— «За исправную винтовку, захваченную у хунхузов, тридцать долларов…»
— Дальше.
— «За каждый револьвер…»
— Дальше, дальше.
— «За каждый ружейный патрон три цента».
— Стой. У нас маленькая экономия в патронах за эти дни… Тысяч двадцать… Я показал их в ведомости израсходованными… просто ошибка.
— А-а. Значит плюс шестьсот долларов. Все-таки.
— Ну, это пустяки. Главное — этот старый подлец, который в наших руках. Верных пятьдесят тысяч.
— С тех пор, как ввели хозяйственные расчеты в военные операции, и хороший бухгалтер может вылезти в полководцы. Приход — лучший показатель победы. Я бы только ввел премию за взятие территории, с квадратного километра.
— Ну, это сложно. Не таскать же с собой землемеров…
В это время дверь отлетела в сторону. Старый хунхуз, распластавшись в воздухе, вылетел из комнаты капитана.
— Мне восемьдесят два года, и все суды, какие есть в Китае, уже судили меня, — сказал он, поднимаясь с пола. — Мне все равно. Все суды Китая уже судили меня.
Декабрь
Шестьдесят самолетов шли на Восток к океану.
1
Чист и легок воздух. Рыжая, фазаньей расцветки, земля с подмерзшими травами, не утерявшими кровяного цвета, звенит, как жестяной могильный венок на ветру. По утрам на деревьях сушатся фазаны, сидя огненными букетами на серых ветвях. Мороз и пыль. Можно отморозить нос и загореть одновременно.

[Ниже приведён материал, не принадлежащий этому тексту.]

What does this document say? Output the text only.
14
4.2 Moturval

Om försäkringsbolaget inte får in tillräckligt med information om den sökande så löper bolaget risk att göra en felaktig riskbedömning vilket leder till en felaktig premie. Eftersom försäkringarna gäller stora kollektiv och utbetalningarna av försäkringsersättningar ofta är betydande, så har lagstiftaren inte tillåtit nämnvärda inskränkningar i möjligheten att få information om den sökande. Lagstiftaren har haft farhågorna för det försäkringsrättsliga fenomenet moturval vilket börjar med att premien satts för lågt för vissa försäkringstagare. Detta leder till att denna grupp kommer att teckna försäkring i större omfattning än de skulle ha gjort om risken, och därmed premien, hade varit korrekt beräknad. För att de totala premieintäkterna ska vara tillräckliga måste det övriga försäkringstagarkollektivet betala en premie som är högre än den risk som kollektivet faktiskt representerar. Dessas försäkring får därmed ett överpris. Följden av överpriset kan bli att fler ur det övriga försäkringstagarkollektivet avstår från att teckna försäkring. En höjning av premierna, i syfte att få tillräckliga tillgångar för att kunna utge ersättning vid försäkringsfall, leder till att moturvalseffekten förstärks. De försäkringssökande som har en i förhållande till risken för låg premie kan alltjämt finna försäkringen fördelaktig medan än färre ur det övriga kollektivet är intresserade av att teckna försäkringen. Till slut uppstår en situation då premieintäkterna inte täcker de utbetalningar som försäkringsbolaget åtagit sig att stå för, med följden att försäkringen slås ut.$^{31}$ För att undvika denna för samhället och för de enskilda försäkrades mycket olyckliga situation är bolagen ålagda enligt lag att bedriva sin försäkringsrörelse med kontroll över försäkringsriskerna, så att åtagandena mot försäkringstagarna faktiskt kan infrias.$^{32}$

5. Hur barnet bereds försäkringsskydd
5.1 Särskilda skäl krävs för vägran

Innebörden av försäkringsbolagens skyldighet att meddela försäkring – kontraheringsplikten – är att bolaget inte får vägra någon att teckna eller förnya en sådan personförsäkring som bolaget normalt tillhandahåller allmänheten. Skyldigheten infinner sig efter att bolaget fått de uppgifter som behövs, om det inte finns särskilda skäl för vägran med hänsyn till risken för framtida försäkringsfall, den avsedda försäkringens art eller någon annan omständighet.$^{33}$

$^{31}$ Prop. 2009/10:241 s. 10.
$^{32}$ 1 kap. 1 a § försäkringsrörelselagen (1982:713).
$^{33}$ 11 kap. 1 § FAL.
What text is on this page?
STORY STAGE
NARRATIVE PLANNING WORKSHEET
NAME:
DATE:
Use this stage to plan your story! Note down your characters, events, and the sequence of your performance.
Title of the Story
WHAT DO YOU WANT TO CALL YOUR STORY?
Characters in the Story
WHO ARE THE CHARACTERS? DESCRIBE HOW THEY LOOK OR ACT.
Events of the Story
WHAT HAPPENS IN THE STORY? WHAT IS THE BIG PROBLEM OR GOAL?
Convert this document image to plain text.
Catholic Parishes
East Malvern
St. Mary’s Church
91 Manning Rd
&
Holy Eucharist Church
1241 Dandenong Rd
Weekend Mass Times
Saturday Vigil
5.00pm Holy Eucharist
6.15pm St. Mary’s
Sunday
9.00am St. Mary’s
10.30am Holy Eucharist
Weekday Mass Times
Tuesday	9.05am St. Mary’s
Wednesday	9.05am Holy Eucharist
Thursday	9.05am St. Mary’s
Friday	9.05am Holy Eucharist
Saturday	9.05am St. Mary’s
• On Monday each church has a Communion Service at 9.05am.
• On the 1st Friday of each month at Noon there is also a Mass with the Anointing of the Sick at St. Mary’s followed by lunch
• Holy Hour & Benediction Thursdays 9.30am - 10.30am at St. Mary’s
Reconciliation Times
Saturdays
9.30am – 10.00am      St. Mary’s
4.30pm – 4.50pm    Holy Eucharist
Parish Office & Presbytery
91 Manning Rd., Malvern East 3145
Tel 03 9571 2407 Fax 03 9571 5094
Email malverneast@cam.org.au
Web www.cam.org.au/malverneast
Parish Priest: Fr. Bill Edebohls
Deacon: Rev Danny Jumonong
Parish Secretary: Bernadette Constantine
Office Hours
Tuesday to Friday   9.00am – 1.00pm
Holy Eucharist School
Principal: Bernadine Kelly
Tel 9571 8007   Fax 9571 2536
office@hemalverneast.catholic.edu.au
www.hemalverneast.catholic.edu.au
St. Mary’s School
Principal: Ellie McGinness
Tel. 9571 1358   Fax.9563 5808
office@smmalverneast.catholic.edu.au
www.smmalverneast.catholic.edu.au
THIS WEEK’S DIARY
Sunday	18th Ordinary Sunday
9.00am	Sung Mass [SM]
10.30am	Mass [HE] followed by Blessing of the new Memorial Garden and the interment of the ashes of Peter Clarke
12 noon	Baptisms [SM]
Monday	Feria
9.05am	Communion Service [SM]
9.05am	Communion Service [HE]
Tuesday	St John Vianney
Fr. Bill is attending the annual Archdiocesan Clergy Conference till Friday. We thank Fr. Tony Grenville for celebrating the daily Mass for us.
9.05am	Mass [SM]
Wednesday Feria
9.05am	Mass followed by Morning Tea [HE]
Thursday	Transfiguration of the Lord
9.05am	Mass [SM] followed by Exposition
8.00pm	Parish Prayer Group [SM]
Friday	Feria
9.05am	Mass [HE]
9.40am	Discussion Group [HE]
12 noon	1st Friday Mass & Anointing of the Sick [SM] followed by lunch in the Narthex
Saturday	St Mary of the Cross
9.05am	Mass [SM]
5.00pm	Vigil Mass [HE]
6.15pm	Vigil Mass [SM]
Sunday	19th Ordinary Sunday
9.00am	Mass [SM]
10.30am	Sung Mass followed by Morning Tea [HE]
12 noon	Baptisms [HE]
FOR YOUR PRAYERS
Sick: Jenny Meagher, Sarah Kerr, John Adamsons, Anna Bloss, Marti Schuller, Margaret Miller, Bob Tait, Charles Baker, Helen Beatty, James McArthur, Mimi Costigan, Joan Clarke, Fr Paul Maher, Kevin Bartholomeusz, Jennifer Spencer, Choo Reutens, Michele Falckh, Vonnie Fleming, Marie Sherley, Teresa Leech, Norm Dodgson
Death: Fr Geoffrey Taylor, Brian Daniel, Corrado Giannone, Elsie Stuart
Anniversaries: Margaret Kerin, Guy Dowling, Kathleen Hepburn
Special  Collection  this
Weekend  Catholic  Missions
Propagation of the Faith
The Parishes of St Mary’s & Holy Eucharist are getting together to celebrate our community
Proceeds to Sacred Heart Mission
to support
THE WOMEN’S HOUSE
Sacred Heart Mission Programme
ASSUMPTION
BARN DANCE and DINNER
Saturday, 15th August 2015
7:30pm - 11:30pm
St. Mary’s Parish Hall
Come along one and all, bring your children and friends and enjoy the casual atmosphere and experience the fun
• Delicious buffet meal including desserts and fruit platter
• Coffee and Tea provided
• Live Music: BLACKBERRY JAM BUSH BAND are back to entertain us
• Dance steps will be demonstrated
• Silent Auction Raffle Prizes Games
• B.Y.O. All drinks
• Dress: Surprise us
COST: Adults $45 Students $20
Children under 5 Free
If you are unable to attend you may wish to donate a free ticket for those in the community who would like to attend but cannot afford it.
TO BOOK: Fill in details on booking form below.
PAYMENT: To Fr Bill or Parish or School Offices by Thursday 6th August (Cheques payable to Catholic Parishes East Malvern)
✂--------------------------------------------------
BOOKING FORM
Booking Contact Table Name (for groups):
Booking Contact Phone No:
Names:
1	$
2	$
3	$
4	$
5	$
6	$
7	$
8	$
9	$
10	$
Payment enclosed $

— Есть, начальник, три сорта охотников, — говорит Луза Зверичеву, которому до смерти надоело ходить на ледяном ветру. — Вот какие сорта — шлепалы, бахалы и охалы. Так мы с тобой — охалы.
Луза встретил инженера, возвращаясь домой с двухдневной прогулки по сопкам. Было у него свиданье с одним китайцем-дружком из-за рубежа, но оно ничего не дало. Ночь проторчал он перед «Катькиным двором», как называли трактир на китайской стороне, содержимый дочкой попа Иннокентия, ужасной девкой даже по местным понятиям. В трактире шел кутеж. Раздавались русские песни, но к границе никто не выходил, а между тем на лугах были следы, Луза их видел. И сено трогано, и в шалаше не тот вид, что раньше. Тут чужой человек ходил безусловно.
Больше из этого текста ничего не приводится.